You're making "a big issue out of nothing."
That contention made by a long-time California attorney in response to a disciplinary outcome recently handed down by the state bar wasn't an utterance much appreciated by officials from the state's governing legal body.
In fact, bar officials called Albert Miklos Kun's comment "a source of enormous concern."
And then they disbarred him.
If bar authorities were looking for signs of respect from Kun, they were certainly disappointed by the attorney's utter lack of remorse or acknowledgment that the recent decision to take his license was proper or even grounded in legitimacy.

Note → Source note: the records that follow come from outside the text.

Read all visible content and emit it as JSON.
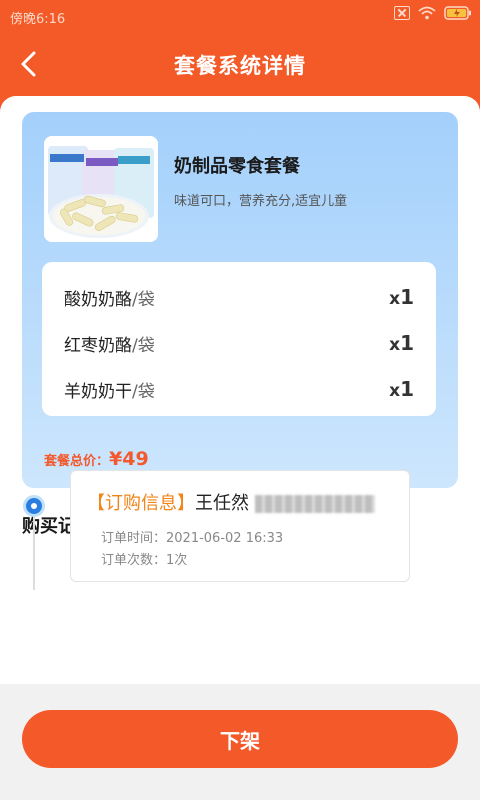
{
  "status_bar": {
    "time": "傍晚6:16"
  },
  "navbar": {
    "title": "套餐系统详情"
  },
  "package": {
    "name": "奶制品零食套餐",
    "description": "味道可口，营养充分,适宜儿童",
    "image_brand_text": "世蒙牧",
    "items": [
      {
        "name": "酸奶奶酪",
        "unit": "/袋",
        "qty_prefix": "x",
        "qty": "1"
      },
      {
        "name": "红枣奶酪",
        "unit": "/袋",
        "qty_prefix": "x",
        "qty": "1"
      },
      {
        "name": "羊奶奶干",
        "unit": "/袋",
        "qty_prefix": "x",
        "qty": "1"
      }
    ],
    "total_label": "套餐总价：",
    "total_price": "¥49"
  },
  "records": {
    "title": "购买记录",
    "entries": [
      {
        "tag": "【订购信息】",
        "buyer": "王任然",
        "order_time_label": "订单时间：",
        "order_time": "2021-06-02 16:33",
        "order_count_label": "订单次数：",
        "order_count": "1次"
      }
    ]
  },
  "actions": {
    "delist_label": "下架"
  },
  "colors": {
    "accent": "#f35a28",
    "tag": "#f08519",
    "timeline": "#2a7de1"
  }
}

In fact, Kun argued in his defense that the outcome was more than simply wrong; rather, he claimed that the bar didn't have legal authority to discipline him in the first place.
The charges against Kun -- a four decades-plus legal practitioner in California - were sweepingly broad. They included multiple counts of misrepresentation and attempts to mislead a judge, as well as failure to comply with a court order and to return unearned fees to a client,
Kun termed that alleged catalogue of wrongdoing as "de minimis" (so minor as to not warrant an official response). He stated that his hearing was a "dime-a-dozen routine matter" that should never have been commenced.
And he also cited a U.S. Supreme Court case that he said endorsed a doctrine concerning de minimis violations that effectively provided him with a constitutional defense against punishment meted out by the California bar.
The bar's response to that was swift and unequivocal, with its written response stating that the Supreme Court did not remotely touch upon any concept that would provide Kun with such a defense. The bar's decision called Kun's belief and defense strategy "distressing."
The California Supreme Court could review Kun's matter. Alternatively, it might yet be a matter for appeal by the bar's review department.